Years ago, when I was young, a friend of mine had an uncle who committed suicide. He had grown tired of his life and finally decided that he had enough. He pulled his car into the garage and closed the door behind him. He suffocated himself with carbon monoxide from the exhaust. When I heard about this, as a teenager, I thought that he was a coward. He left a family behind. I often thought what his wife and children would do. Then again, maybe they were better off without him. Sure, they loved him and they would miss him but could it be that he was causing them pain by staying alive. I wonder how it would have been living with him in such a depressed state and if his wife wished for a way out. For that family, could his death have been justified?

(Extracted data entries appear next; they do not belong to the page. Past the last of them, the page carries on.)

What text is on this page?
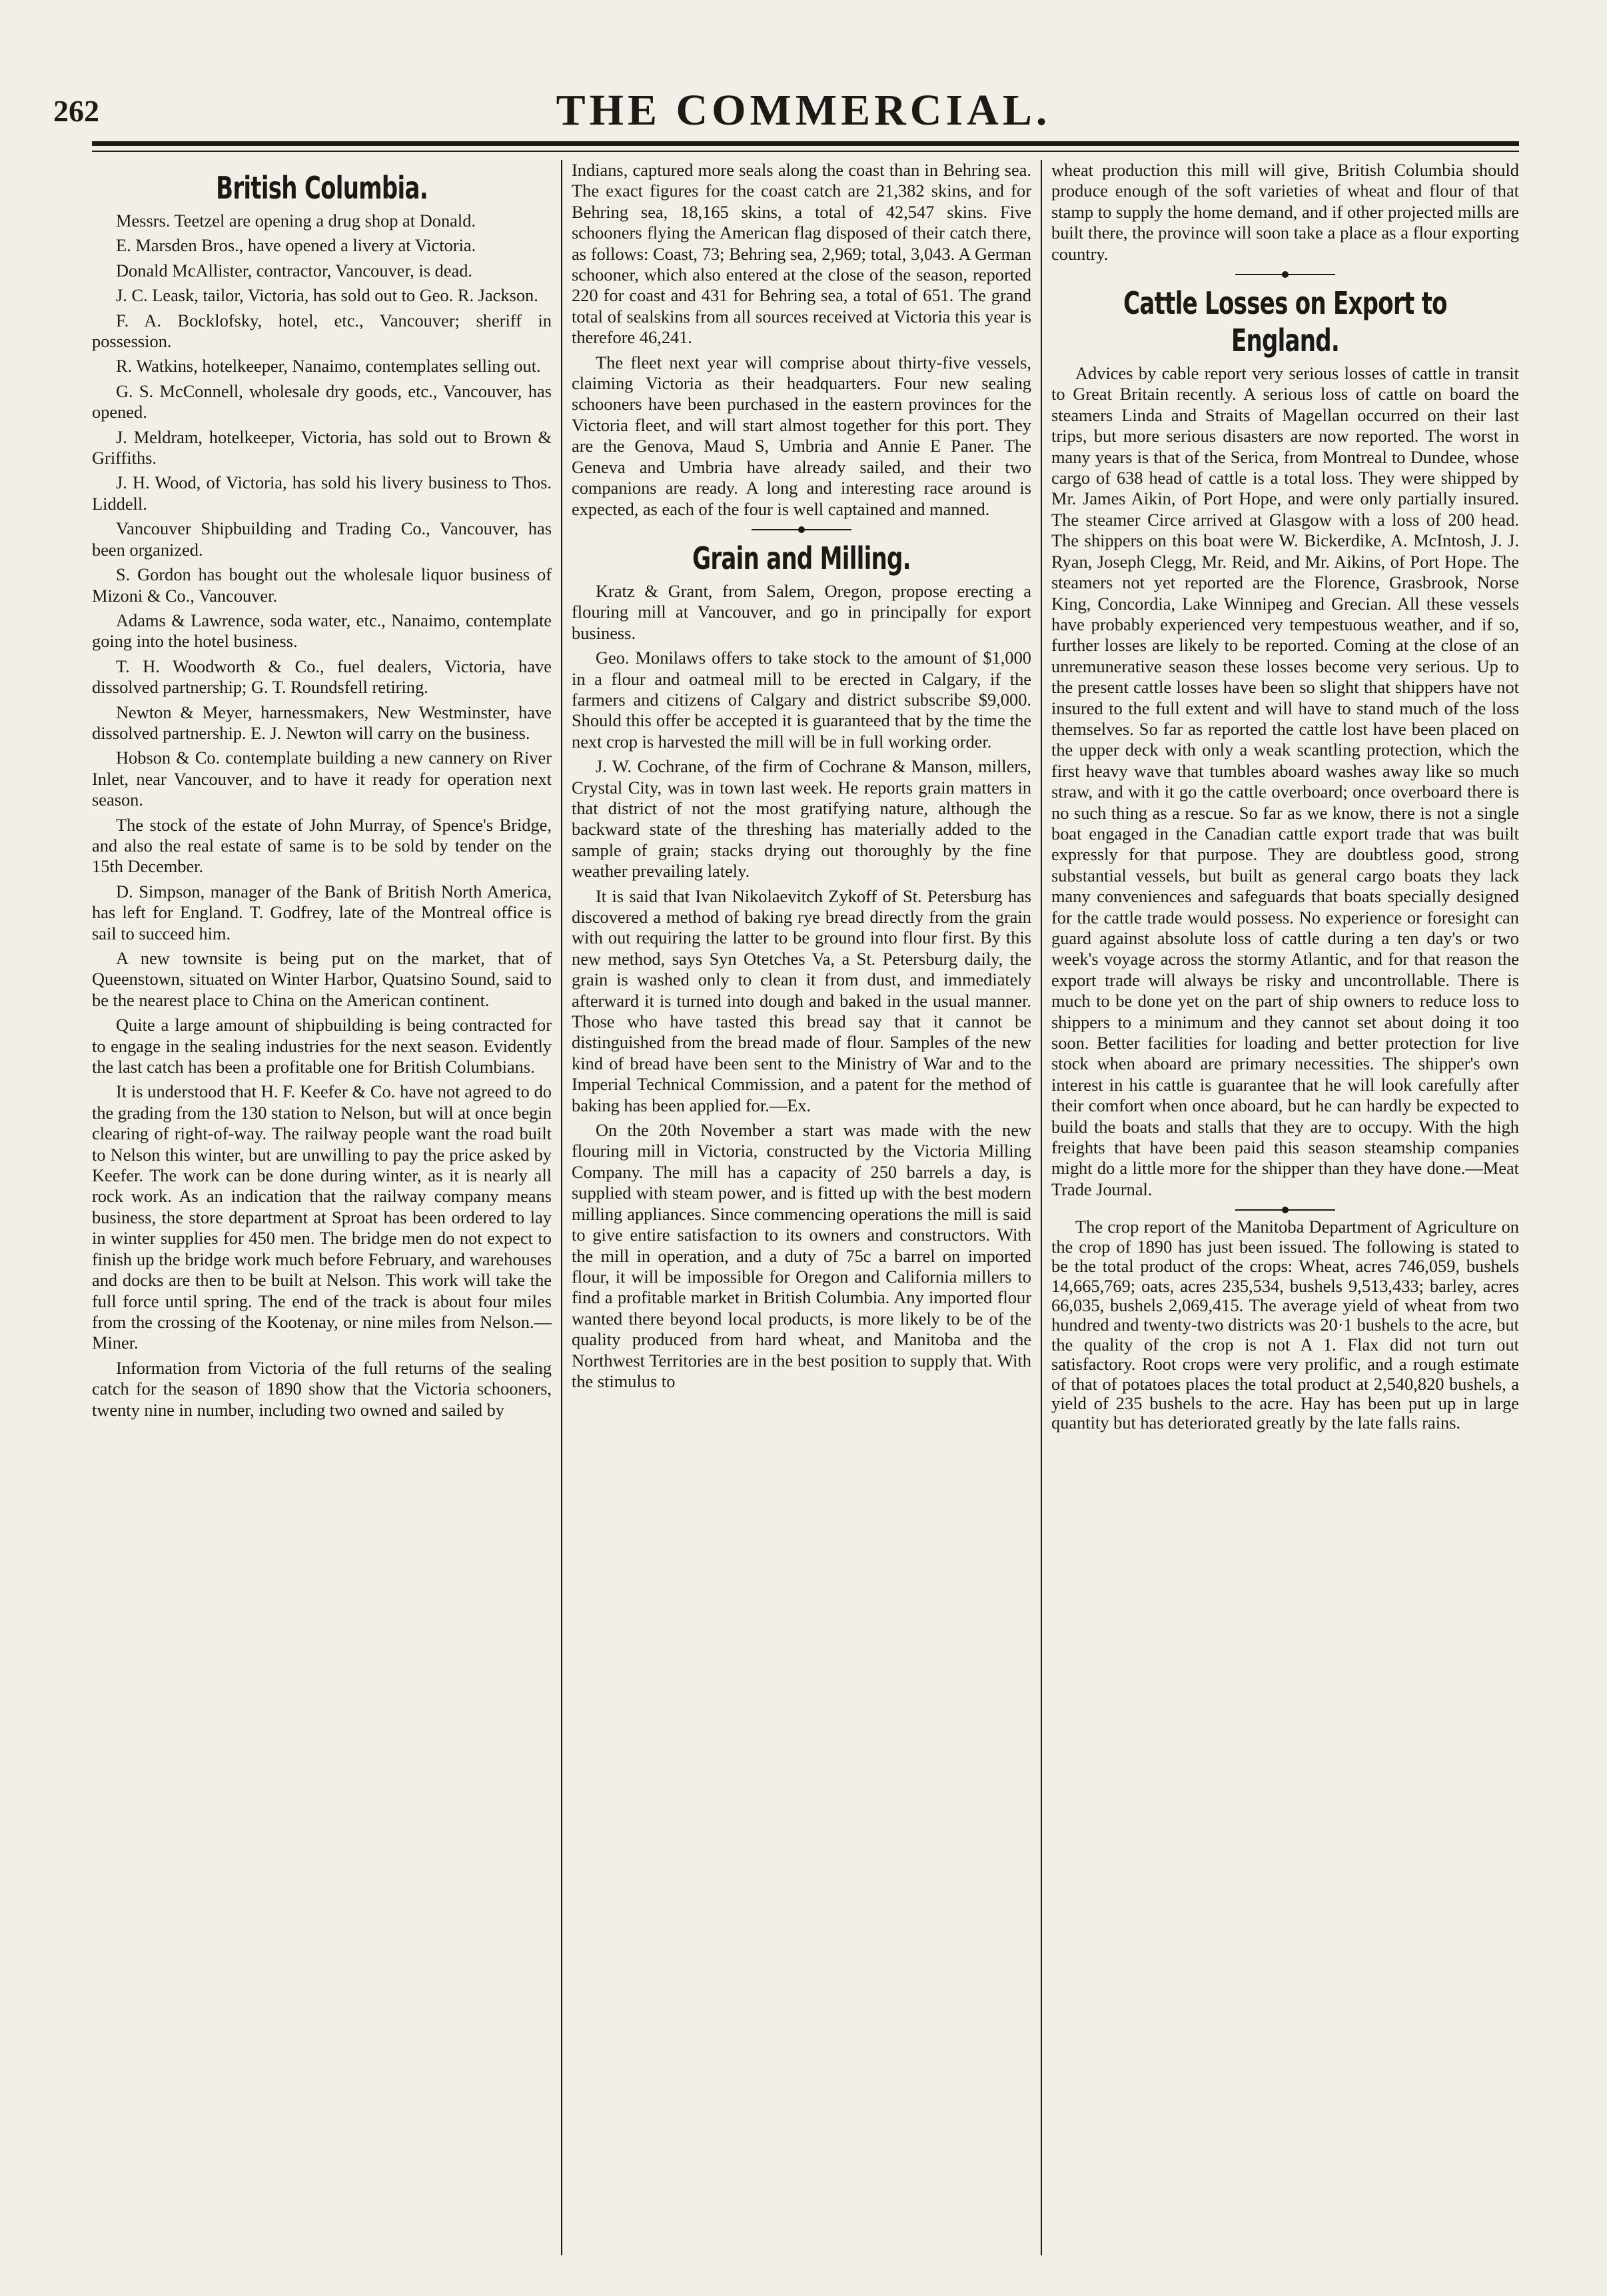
262	THE COMMERCIAL.
British Columbia.

Messrs. Teetzel are opening a drug shop at Donald.

E. Marsden Bros., have opened a livery at Victoria.

Donald McAllister, contractor, Vancouver, is dead.

J. C. Leask, tailor, Victoria, has sold out to Geo. R. Jackson.

F. A. Bocklofsky, hotel, etc., Vancouver; sheriff in possession.

R. Watkins, hotelkeeper, Nanaimo, contemplates selling out.

G. S. McConnell, wholesale dry goods, etc., Vancouver, has opened.

J. Meldram, hotelkeeper, Victoria, has sold out to Brown & Griffiths.

J. H. Wood, of Victoria, has sold his livery business to Thos. Liddell.

Vancouver Shipbuilding and Trading Co., Vancouver, has been organized.

S. Gordon has bought out the wholesale liquor business of Mizoni & Co., Vancouver.

Adams & Lawrence, soda water, etc., Nanaimo, contemplate going into the hotel business.

T. H. Woodworth & Co., fuel dealers, Victoria, have dissolved partnership; G. T. Roundsfell retiring.

Newton & Meyer, harnessmakers, New Westminster, have dissolved partnership. E. J. Newton will carry on the business.

Hobson & Co. contemplate building a new cannery on River Inlet, near Vancouver, and to have it ready for operation next season.

The stock of the estate of John Murray, of Spence's Bridge, and also the real estate of same is to be sold by tender on the 15th December.

D. Simpson, manager of the Bank of British North America, has left for England. T. Godfrey, late of the Montreal office is sail to succeed him.

A new townsite is being put on the market, that of Queenstown, situated on Winter Harbor, Quatsino Sound, said to be the nearest place to China on the American continent.

Quite a large amount of shipbuilding is being contracted for to engage in the sealing industries for the next season. Evidently the last catch has been a profitable one for British Columbians.

It is understood that H. F. Keefer & Co. have not agreed to do the grading from the 130 station to Nelson, but will at once begin clearing of right-of-way. The railway people want the road built to Nelson this winter, but are unwilling to pay the price asked by Keefer. The work can be done during winter, as it is nearly all rock work. As an indication that the railway company means business, the store department at Sproat has been ordered to lay in winter supplies for 450 men. The bridge men do not expect to finish up the bridge work much before February, and warehouses and docks are then to be built at Nelson. This work will take the full force until spring. The end of the track is about four miles from the crossing of the Kootenay, or nine miles from Nelson.—Miner.

Information from Victoria of the full returns of the sealing catch for the season of 1890 show that the Victoria schooners, twenty nine in number, including two owned and sailed by

Indians, captured more seals along the coast than in Behring sea. The exact figures for the coast catch are 21,382 skins, and for Behring sea, 18,165 skins, a total of 42,547 skins. Five schooners flying the American flag disposed of their catch there, as follows: Coast, 73; Behring sea, 2,969; total, 3,043. A German schooner, which also entered at the close of the season, reported 220 for coast and 431 for Behring sea, a total of 651. The grand total of sealskins from all sources received at Victoria this year is therefore 46,241.

The fleet next year will comprise about thirty-five vessels, claiming Victoria as their headquarters. Four new sealing schooners have been purchased in the eastern provinces for the Victoria fleet, and will start almost together for this port. They are the Genova, Maud S, Umbria and Annie E Paner. The Geneva and Umbria have already sailed, and their two companions are ready. A long and interesting race around is expected, as each of the four is well captained and manned.

Grain and Milling.

Kratz & Grant, from Salem, Oregon, propose erecting a flouring mill at Vancouver, and go in principally for export business.

Geo. Monilaws offers to take stock to the amount of $1,000 in a flour and oatmeal mill to be erected in Calgary, if the farmers and citizens of Calgary and district subscribe $9,000. Should this offer be accepted it is guaranteed that by the time the next crop is harvested the mill will be in full working order.

J. W. Cochrane, of the firm of Cochrane & Manson, millers, Crystal City, was in town last week. He reports grain matters in that district of not the most gratifying nature, although the backward state of the threshing has materially added to the sample of grain; stacks drying out thoroughly by the fine weather prevailing lately.

It is said that Ivan Nikolaevitch Zykoff of St. Petersburg has discovered a method of baking rye bread directly from the grain with out requiring the latter to be ground into flour first. By this new method, says Syn Otetches Va, a St. Petersburg daily, the grain is washed only to clean it from dust, and immediately afterward it is turned into dough and baked in the usual manner. Those who have tasted this bread say that it cannot be distinguished from the bread made of flour. Samples of the new kind of bread have been sent to the Ministry of War and to the Imperial Technical Commission, and a patent for the method of baking has been applied for.—Ex.

On the 20th November a start was made with the new flouring mill in Victoria, constructed by the Victoria Milling Company. The mill has a capacity of 250 barrels a day, is supplied with steam power, and is fitted up with the best modern milling appliances. Since commencing operations the mill is said to give entire satisfaction to its owners and constructors. With the mill in operation, and a duty of 75c a barrel on imported flour, it will be impossible for Oregon and California millers to find a profitable market in British Columbia. Any imported flour wanted there beyond local products, is more likely to be of the quality produced from hard wheat, and Manitoba and the Northwest Territories are in the best position to supply that. With the stimulus to

wheat production this mill will give, British Columbia should produce enough of the soft varieties of wheat and flour of that stamp to supply the home demand, and if other projected mills are built there, the province will soon take a place as a flour exporting country.

Cattle Losses on Export to England.

Advices by cable report very serious losses of cattle in transit to Great Britain recently. A serious loss of cattle on board the steamers Linda and Straits of Magellan occurred on their last trips, but more serious disasters are now reported. The worst in many years is that of the Serica, from Montreal to Dundee, whose cargo of 638 head of cattle is a total loss. They were shipped by Mr. James Aikin, of Port Hope, and were only partially insured. The steamer Circe arrived at Glasgow with a loss of 200 head. The shippers on this boat were W. Bickerdike, A. McIntosh, J. J. Ryan, Joseph Clegg, Mr. Reid, and Mr. Aikins, of Port Hope. The steamers not yet reported are the Florence, Grasbrook, Norse King, Concordia, Lake Winnipeg and Grecian. All these vessels have probably experienced very tempestuous weather, and if so, further losses are likely to be reported. Coming at the close of an unremunerative season these losses become very serious. Up to the present cattle losses have been so slight that shippers have not insured to the full extent and will have to stand much of the loss themselves. So far as reported the cattle lost have been placed on the upper deck with only a weak scantling protection, which the first heavy wave that tumbles aboard washes away like so much straw, and with it go the cattle overboard; once overboard there is no such thing as a rescue. So far as we know, there is not a single boat engaged in the Canadian cattle export trade that was built expressly for that purpose. They are doubtless good, strong substantial vessels, but built as general cargo boats they lack many conveniences and safeguards that boats specially designed for the cattle trade would possess. No experience or foresight can guard against absolute loss of cattle during a ten day's or two week's voyage across the stormy Atlantic, and for that reason the export trade will always be risky and uncontrollable. There is much to be done yet on the part of ship owners to reduce loss to shippers to a minimum and they cannot set about doing it too soon. Better facilities for loading and better protection for live stock when aboard are primary necessities. The shipper's own interest in his cattle is guarantee that he will look carefully after their comfort when once aboard, but he can hardly be expected to build the boats and stalls that they are to occupy. With the high freights that have been paid this season steamship companies might do a little more for the shipper than they have done.—Meat Trade Journal.

The crop report of the Manitoba Department of Agriculture on the crop of 1890 has just been issued. The following is stated to be the total product of the crops: Wheat, acres 746,059, bushels 14,665,769; oats, acres 235,534, bushels 9,513,433; barley, acres 66,035, bushels 2,069,415. The average yield of wheat from two hundred and twenty-two districts was 20·1 bushels to the acre, but the quality of the crop is not A 1. Flax did not turn out satisfactory. Root crops were very prolific, and a rough estimate of that of potatoes places the total product at 2,540,820 bushels, a yield of 235 bushels to the acre. Hay has been put up in large quantity but has deteriorated greatly by the late falls rains.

Last year around this time a very dear friend of mine committed suicide two weeks after telling me that he would visit. This friend was diagnosed with Progressive Multiple Sclerosis almost seven years ago. For those of you not familiar with Progressive Multiple Sclerosis, it is a disease that affects the spinal chord and nervous system. Basically, it eats tiny holes in your brain which take away your motor skills such as the ability to walk and talk. Well, this friend was far past being okay with the idea that someone would have to take care of him for the rest of his life. He vowed to take his life almost two months after he was diagnosed. Luckily, he gave his family, friends, and me seven wonderful years with him before he finally ended it all. My friend was heavily medicated every day and still he could not see past the pain in his limbs and other parts of his body. In an instance such as this, should the person really have to suffer through life? This event, this suicide, changed my outlook on the way we live our lives as well as the way that we chose to end them. I can not say that suicide is a brave way to die, but I can say that for my friend, it was the dignified way and it was most certainly justified.

If someone is in pain or causing others to be in pain, I don't think that we have the right to deny them an out. I also believe that judgement upon those people is wrong. You cant be angry at someone for choosing to die. That is like shunning someone who has had an abortion because you don't believe in it. Everyone has a choice. If you do not believe that suicide is justifiable, then don't commit suicide.